Lyophilization: an ancient technology applied today
Lyophilization (freeze-drying) , a concept that can be traced back to ninth-century Asia, often provides a solution to these challenges. Lyophilization, the process of freeze-drying injectable drugs, stabilizes compounds so they can be reconstituted just prior to administration. The lyophilization process can protect biological activity, extend shelf life, and even increase dosing precision. In recent years, more than 30% of parenteral Food and Drug Administration (FDA) approvals were for lyophilized drugs, and estimates predict that soon more than half of all injectable drugs will require lyophilization.
The basic process of lyophilization has not changed for hundreds of years; rather it’s been adapted for today’s uses in the pharma industry. A dissolved substance is frozen in its final package (vial, syringe, or cartridge) at a low temperature (for example, -60 C˚) the exact temperature gradients so called “annealing cycles” are determined for each individual compound . In step 2 (primary drying) the water or diluent is then extracted via vacuum, resulting in a porous, dry “lyo cake”. There is a final drying step to remove residual unfrozen water molecules. The process usually takes about 2 days, depending on the compound and the drug delivery system. Once lyophilized, products typically will remain stable for 2 or 3 years, assuming proper storage, vs just a few days for the same drug in liquid form.

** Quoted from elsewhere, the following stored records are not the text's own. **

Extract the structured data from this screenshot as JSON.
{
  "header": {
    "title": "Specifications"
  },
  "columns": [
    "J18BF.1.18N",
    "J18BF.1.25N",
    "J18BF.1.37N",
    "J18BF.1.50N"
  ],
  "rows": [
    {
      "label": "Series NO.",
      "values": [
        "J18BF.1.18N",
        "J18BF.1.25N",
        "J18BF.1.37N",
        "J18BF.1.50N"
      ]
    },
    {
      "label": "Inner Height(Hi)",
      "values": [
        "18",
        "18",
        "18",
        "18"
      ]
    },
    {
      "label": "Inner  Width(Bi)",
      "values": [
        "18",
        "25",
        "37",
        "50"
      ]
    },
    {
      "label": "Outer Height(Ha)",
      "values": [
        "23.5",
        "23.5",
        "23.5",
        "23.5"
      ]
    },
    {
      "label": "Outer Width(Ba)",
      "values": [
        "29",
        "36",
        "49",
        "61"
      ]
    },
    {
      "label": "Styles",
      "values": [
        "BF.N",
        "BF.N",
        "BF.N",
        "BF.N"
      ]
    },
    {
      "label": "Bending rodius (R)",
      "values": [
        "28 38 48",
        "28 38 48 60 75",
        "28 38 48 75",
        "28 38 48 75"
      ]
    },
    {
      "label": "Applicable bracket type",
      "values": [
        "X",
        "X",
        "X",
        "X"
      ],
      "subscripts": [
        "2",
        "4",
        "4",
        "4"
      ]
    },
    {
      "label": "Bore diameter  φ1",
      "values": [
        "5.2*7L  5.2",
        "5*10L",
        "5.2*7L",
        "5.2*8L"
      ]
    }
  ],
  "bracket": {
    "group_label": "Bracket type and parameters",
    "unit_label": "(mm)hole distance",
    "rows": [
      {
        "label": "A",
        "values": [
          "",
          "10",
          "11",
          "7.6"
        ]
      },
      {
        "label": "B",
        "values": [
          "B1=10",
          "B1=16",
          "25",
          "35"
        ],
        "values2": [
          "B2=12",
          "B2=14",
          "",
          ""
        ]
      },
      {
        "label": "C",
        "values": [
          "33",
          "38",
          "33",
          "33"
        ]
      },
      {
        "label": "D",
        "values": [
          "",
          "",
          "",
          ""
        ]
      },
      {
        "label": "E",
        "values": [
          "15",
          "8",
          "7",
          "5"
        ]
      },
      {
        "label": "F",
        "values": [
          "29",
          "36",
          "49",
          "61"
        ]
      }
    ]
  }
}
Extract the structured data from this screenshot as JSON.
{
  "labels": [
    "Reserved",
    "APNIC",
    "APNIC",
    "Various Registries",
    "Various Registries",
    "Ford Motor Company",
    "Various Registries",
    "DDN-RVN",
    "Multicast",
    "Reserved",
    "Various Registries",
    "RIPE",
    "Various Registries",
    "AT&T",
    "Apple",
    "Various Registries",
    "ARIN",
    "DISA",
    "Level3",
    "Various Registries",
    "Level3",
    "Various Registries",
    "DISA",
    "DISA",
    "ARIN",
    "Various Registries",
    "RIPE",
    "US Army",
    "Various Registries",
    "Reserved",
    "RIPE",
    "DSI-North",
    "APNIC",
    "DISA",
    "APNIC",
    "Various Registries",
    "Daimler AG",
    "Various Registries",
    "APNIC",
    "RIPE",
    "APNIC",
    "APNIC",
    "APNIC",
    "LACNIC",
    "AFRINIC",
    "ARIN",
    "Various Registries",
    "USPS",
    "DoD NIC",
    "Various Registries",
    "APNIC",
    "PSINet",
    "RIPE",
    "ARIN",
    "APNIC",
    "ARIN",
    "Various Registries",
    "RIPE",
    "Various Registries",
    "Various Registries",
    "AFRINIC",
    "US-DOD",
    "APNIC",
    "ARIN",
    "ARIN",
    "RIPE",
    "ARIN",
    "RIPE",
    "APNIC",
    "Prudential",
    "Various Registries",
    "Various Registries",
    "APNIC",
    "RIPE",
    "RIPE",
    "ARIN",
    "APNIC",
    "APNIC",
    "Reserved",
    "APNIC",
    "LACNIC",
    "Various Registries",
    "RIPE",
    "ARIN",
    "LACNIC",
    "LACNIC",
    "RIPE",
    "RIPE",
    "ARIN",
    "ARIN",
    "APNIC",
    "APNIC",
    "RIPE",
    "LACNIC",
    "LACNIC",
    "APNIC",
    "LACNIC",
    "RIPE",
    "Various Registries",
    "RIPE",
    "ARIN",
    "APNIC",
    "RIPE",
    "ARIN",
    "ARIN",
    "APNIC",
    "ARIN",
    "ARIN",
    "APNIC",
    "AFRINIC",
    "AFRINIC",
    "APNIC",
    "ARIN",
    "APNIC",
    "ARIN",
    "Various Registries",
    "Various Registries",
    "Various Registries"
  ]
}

With lyophilization outsourcing expertise is a must
Lyophilized drugs can be extremely complex formulations that demand specific expertise in manufacturing. Because formulation determines the duration of the freeze-drying cycle, working with a partner experienced in the optimization of lyophilization cycles is critical. Vetter offers decades of expertise in the lyophilization of complex, highly sensitive molecules. Vetter’s expert group of specialists works with customers to develop lyophilization cycles tailored to optimize efficiency yield and reduce residual moisture for each individual product. It’s a process that can begin during a product’s clinical development to support an optimized cycle and fine-tuned for commercial manufacturing.
A product’s delivery system is another important aspect of a lyophilization strategy. Vials are often an efficient packaging option, but they do add both administration time and overfill costs into the equation. Vetter’s dual-chamber technologies, the Vetter Lyo-Ject® syringe and V-LK® cartridge, offer a packaging alternative to vials that’s both suited for lyophilization and user friendly. Vetter can work with you to either launch your lyophilized product in a dual-chamber system or to transition your existing product from a vial as part of a lifecycle management plan.
With Vetter, you’re getting the expertise and innovation to keep your product part of a growing trend.
The Food and Drug Administration (FDA) is an agency within the U.S. Department of Health and Human Services. The FDA is responsible for the approval of new pharmaceutical products for sale in the U.S. and performs audits at the companies participating in the manufacture of pharmaceuticals to ensure that they comply with regulations.